Housing sector in the UAE maturing and stabilising

Housing sector in the UAE maturing and stabilisingImage Credit: Supplied

Despite flatlining sales and rental markets, the housing sector in the UAE is maturing and stabilising, according to property experts. International property consultancy Cluttons has recently released reports focusing on various regional markets, including Dubai and Sharjah, all of them bound by a common thread: the UAE's cooling market.

Factors such as the plummeting value of oil and the near historic high of the US dollar, to which the UAE dirham is pegged, has meant there's less liquidity from regional and international investors limited by unfavourable exchange rates. And while this is not desirable news for speculators, Faisal Durrani, International Research and Business Development Manager of Cluttons, says there's reason for optimism. Successful regulations and sound fundamentals are ushering in an age of maturity — something very attractive to long-term international investors.


Durrani says Dubai is rapidly reaching the end of its second property cycle since opening up to an international market. ''In Dubai we're rushing to find the bottom of the market,'' he says. ''It does appear we've rushed through this second cycle, [which has been running] probably between 18 months and two years.''

The emirate saw a small 3.4 per cent increase in average house prices last year, vastly down from 51 per cent in 2013. Values are now 19.4 per cent lower than the market peak in 2008.

The trend is similar in the rental market, which saw prices increase an average 0.4 per cent over 2014—with a contraction of 0.4 per cent in the first quarter of this year countering any gains.

''From our perspective it's clear that it's been a really rapid cycle but it is quite positive that we didn't surpass the market peak of the previous cycle [in 2008]. The regulations that have been introduced have been exceptionally successful in preventing the market from overheating,'' says Durrani.

In the correction that followed the pre-2008 boom, many investors ''were burned quite badly'' with prices dropping by about 50 per cent thereafter. It has now been just over a year since a new mortgage cap limiting loans to 80 per cent of a property's value for Emiratis and 75 per cent for expatriates came into effect at the end of 2013, around the same time land registration fees doubled to 4 per cent.

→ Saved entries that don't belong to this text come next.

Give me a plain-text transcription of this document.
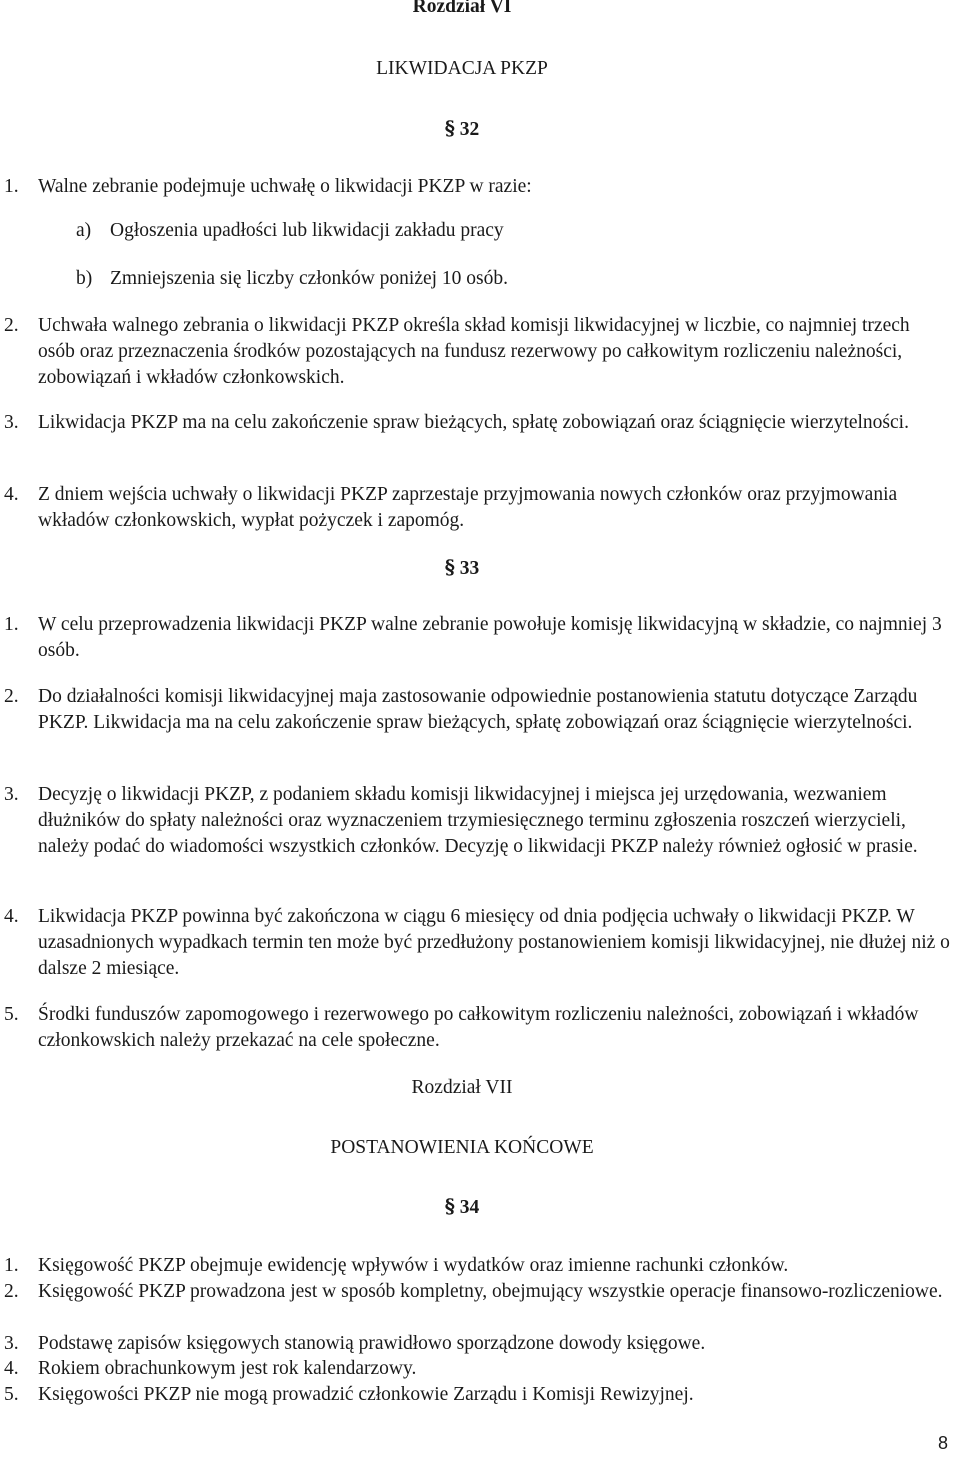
Rozdział VI
LIKWIDACJA PKZP
§ 32
1. Walne zebranie podejmuje uchwałę o likwidacji PKZP w razie:
a) Ogłoszenia upadłości lub likwidacji zakładu pracy
b) Zmniejszenia się liczby członków poniżej 10 osób.
2. Uchwała walnego zebrania o likwidacji PKZP określa skład komisji likwidacyjnej w liczbie, co najmniej trzech osób oraz przeznaczenia środków pozostających na fundusz rezerwowy po całkowitym rozliczeniu należności, zobowiązań i wkładów członkowskich.
3. Likwidacja PKZP ma na celu zakończenie spraw bieżących, spłatę zobowiązań oraz ściągnięcie wierzytelności.
4. Z dniem wejścia uchwały o likwidacji PKZP zaprzestaje przyjmowania nowych członków oraz przyjmowania wkładów członkowskich, wypłat pożyczek i zapomóg.
§ 33
1. W celu przeprowadzenia likwidacji PKZP walne zebranie powołuje komisję likwidacyjną w składzie, co najmniej 3 osób.
2. Do działalności komisji likwidacyjnej maja zastosowanie odpowiednie postanowienia statutu dotyczące Zarządu PKZP. Likwidacja ma na celu zakończenie spraw bieżących, spłatę zobowiązań oraz ściągnięcie wierzytelności.
3. Decyzję o likwidacji PKZP, z podaniem składu komisji likwidacyjnej i miejsca jej urzędowania, wezwaniem dłużników do spłaty należności oraz wyznaczeniem trzymiesięcznego terminu zgłoszenia roszczeń wierzycieli, należy podać do wiadomości wszystkich członków. Decyzję o likwidacji PKZP należy również ogłosić w prasie.
4. Likwidacja PKZP powinna być zakończona w ciągu 6 miesięcy od dnia podjęcia uchwały o likwidacji PKZP. W uzasadnionych wypadkach termin ten może być przedłużony postanowieniem komisji likwidacyjnej, nie dłużej niż o dalsze 2 miesiące.
5. Środki funduszów zapomogowego i rezerwowego po całkowitym rozliczeniu należności, zobowiązań i wkładów członkowskich należy przekazać na cele społeczne.
Rozdział VII
POSTANOWIENIA KOŃCOWE
§ 34
1. Księgowość PKZP obejmuje ewidencję wpływów i wydatków oraz imienne rachunki członków.
2. Księgowość PKZP prowadzona jest w sposób kompletny, obejmujący wszystkie operacje finansowo-rozliczeniowe.
3. Podstawę zapisów księgowych stanowią prawidłowo sporządzone dowody księgowe.
4. Rokiem obrachunkowym jest rok kalendarzowy.
5. Księgowości PKZP nie mogą prowadzić członkowie Zarządu i Komisji Rewizyjnej.
8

''That was the right time to introduce measures to prevent another period of unsustainable growth,'' says Durrani.

While many complained it would price out end users, and Durrani acknowledges it might have been a ''blunt instrument'', he says it has certainly reduced speculative activity for a market that had hitherto expanded at an exponential rate. Developers have also started imposing restrictions on selling to prevent practices such as flipping, Durrani says.

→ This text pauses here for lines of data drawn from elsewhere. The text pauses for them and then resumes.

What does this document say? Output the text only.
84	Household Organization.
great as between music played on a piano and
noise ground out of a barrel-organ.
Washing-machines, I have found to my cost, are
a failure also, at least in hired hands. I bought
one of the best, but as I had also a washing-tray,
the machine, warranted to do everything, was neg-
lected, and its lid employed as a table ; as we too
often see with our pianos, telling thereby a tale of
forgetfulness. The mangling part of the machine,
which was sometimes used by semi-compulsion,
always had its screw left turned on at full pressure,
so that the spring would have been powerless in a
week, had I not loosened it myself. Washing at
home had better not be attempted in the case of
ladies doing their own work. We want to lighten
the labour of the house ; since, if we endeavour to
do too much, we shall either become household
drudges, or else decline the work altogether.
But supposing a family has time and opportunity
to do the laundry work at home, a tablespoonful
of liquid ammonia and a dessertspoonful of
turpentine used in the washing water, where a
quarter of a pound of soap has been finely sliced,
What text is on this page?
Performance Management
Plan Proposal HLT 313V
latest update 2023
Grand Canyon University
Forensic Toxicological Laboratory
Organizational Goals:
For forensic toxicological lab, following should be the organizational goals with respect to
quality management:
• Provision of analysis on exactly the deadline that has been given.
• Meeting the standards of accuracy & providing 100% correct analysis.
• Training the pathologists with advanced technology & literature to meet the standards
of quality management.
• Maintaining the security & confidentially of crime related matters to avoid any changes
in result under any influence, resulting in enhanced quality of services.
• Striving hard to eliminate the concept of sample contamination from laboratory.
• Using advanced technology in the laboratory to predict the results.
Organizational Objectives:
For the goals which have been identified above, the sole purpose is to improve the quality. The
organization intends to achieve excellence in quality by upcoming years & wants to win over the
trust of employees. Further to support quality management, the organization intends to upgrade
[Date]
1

But investors and owners need not worry about the market bottoming out, he says. While in terms of villas alone, there are an estimated 10,000 units due over the next two years, the population should grow by 400,000 in the build-up to the World Expo 2020 in Dubai as more new jobs are created.

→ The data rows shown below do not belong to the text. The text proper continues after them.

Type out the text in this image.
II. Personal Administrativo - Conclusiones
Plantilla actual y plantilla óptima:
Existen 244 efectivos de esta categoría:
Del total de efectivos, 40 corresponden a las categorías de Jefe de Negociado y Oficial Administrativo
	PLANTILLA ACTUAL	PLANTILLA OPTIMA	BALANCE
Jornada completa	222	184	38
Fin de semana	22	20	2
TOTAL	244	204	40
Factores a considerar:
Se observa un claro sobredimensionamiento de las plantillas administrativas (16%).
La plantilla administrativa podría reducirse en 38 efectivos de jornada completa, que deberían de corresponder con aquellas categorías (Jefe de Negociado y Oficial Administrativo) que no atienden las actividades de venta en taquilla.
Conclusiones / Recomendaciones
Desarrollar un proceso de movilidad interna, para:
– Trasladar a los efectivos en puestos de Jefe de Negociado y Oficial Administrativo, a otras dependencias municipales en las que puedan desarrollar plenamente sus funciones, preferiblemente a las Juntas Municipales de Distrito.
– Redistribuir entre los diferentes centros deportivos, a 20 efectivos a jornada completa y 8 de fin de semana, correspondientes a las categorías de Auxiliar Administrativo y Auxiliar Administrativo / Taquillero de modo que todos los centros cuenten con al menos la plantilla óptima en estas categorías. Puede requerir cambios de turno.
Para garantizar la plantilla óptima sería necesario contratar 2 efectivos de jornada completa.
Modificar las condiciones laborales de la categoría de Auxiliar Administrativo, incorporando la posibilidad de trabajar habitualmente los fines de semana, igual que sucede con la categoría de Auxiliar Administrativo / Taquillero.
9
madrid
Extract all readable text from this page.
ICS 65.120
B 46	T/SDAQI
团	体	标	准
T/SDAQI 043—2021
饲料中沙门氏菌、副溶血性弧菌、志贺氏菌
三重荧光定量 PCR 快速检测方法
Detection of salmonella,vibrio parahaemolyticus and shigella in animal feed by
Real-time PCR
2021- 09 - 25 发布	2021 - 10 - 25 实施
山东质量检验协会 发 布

Durrani says the competing interests of keeping investments lucrative while ensuring enough housing capacity appear to have been managed well. ''When you match [demand] up against the supply, we're suggesting it should be pretty well matched.''

He also notes the anticipated rapprochement in diplomatic relations between the West and Iran could result in an economic boom for Dubai, which would initially impact commercial property values before flowing into residential property. Iran is widely expected to sign a linchpin anti-nuclear pact with the US on June 30 and come in from the cold.

''When sanctions were introduced ten years ago, the Iranian export market was a huge part of Dubai's economy,'' says Durrani. ''That's obviously faded away and replaced with other things, but we expect Dubai to resume its position as a hub for any international business looking at Iran.''

The development of a healthy affordable housing market, as indicated by a recent Dubai Municipality proposal that would see developers undertake such developments alongside their projects, would lead to a further ''evolution'' of the real estate market.

''The affordability issue I think is core for the UAE across the board. When you've got expats who are now staying for longer and starting families in the UAE, they are all aspiring to live in larger properties that happen to be villas [that] tend to be out of [their] reach financially — so there is still a huge market yet to be tapped into with affordable housing.''

If executed well, this class of housing could draw in institutional investment funds such as pension schemes given the almost inexhaustible supply of customers in this category. All of these factors suggest a healthy outlook for the Dubai property market, says Durrani. ''The market is starting to find its floor and after a period of time you'll see prices start to pick up again and demand rise.''


Across the border in Sharjah, Dubai's steady rental market and Ajman's cheap and abundant residential units have been luring residents away. After a rental market growth of 26.4 per cent in the first three quarters of last year, growth came to an abrupt halt in the fourth quarter, which saw a 0.5 per cent increase, according to Cluttons figures.

''The Dubai market, oil prices, [project] completions in Sharjah, the Ajman stock — you've had a number of things contributing to the overall stabilisation,'' says Durrani.

This has been good news for tenants, with malleable landlords seeking to avoid periods of empty units.